Environment variableVolume key
DATABRICKS_VOLUME_UPLOADSuploads
DATABRICKS_VOLUME_EXPORTSexports

Auto-discovery

The plugin scans process.env for keys matching DATABRICKS_VOLUME_* and registers each as a volume with default {} config. Env vars with an empty value or the bare DATABRICKS_VOLUME_ prefix (no suffix) are skipped.

Merge semantics: auto-discovered volumes are always merged with explicitly configured ones. Explicit config wins for per-volume overrides (e.g., maxUploadSize), while discovered-only volumes get default settings.

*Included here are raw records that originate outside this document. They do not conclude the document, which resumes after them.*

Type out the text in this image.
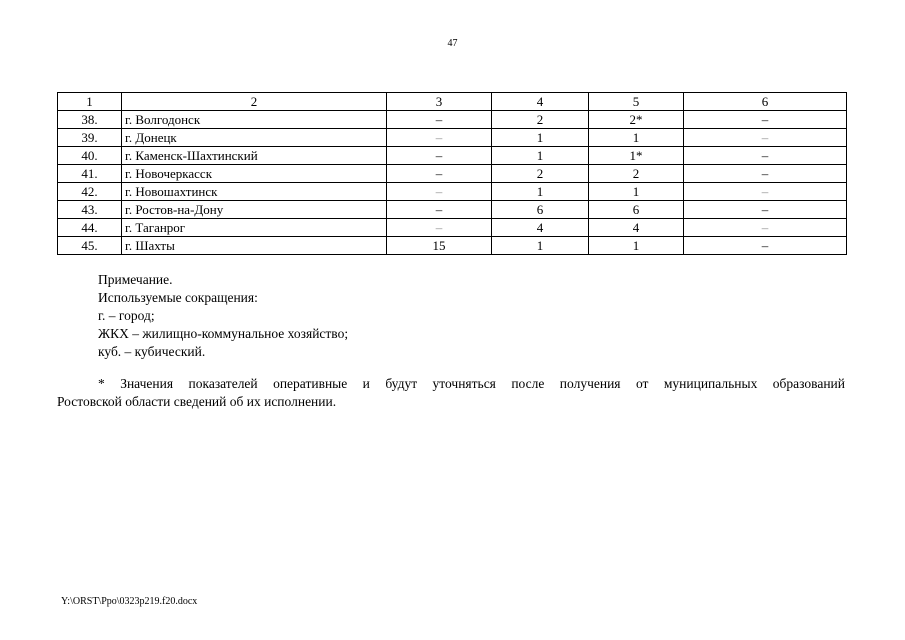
47
1	2	3	4	5	6
38.	г. Волгодонск	–	2	2*	–
39.	г. Донецк	–	1	1	–
40.	г. Каменск-Шахтинский	–	1	1*	–
41.	г. Новочеркасск	–	2	2	–
42.	г. Новошахтинск	–	1	1	–
43.	г. Ростов-на-Дону	–	6	6	–
44.	г. Таганрог	–	4	4	–
45.	г. Шахты	15	1	1	–
Примечание.
Используемые сокращения:
г. – город;
ЖКХ – жилищно-коммунальное хозяйство;
куб. – кубический.
* Значения показателей оперативные и будут уточняться после получения от муниципальных образований
Ростовской области сведений об их исполнении.
Y:\ORST\Ppo\0323p219.f20.docx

// Explicit overrides for uploads; exports is auto-discovered from env
files({
volumes: {
uploads: { maxUploadSize: 100_000_000 },
},
});

This produces two volumes (uploads with a 100 MB limit, exports with defaults), assuming both DATABRICKS_VOLUME_UPLOADS and DATABRICKS_VOLUME_EXPORTS are set.

Configuration

interface IFilesConfig {
/** Named volumes to expose. Each key becomes a volume accessor. */
volumes?: Record<string, VolumeConfig>;
/** Operation timeout in milliseconds. Overrides the per-tier defaults. */
timeout?: number;
/** Map of file extensions to MIME types (priority over built-in map). Inherited by all volumes. */
customContentTypes?: Record<string, string>;
/** Maximum upload size in bytes. Defaults to 5 GB. Inherited by all volumes. */
maxUploadSize?: number;
}

interface VolumeConfig {
/** Maximum upload size in bytes for this volume. Overrides plugin-level default. */
maxUploadSize?: number;
/** Map of file extensions to MIME types for this volume. Overrides plugin-level default. */
customContentTypes?: Record<string, string>;
}

Per-volume overrides

Each volume inherits the plugin-level maxUploadSize and customContentTypes unless overridden:

files({
maxUploadSize: 5_000_000_000, // 5 GB default for all volumes
customContentTypes: { ".avro": "application/avro" },
volumes: {
uploads: { maxUploadSize: 100_000_000 }, // 100 MB limit for uploads only
exports: {}, // uses plugin-level defaults
},
});

Custom content types

Override or extend the built-in extension → MIME map:

files({
volumes: { data: {} },
customContentTypes: {
".avro": "application/avro",
".ndjson": "application/x-ndjson",
},
});

Dangerous MIME types (text/html, text/javascript, application/javascript, application/xhtml+xml, image/svg+xml) are blocked to prevent stored-XSS when files are served inline via /raw.

HTTP routes

Routes are mounted at /api/files/*. All routes except /volumes execute in user context via asUser(req).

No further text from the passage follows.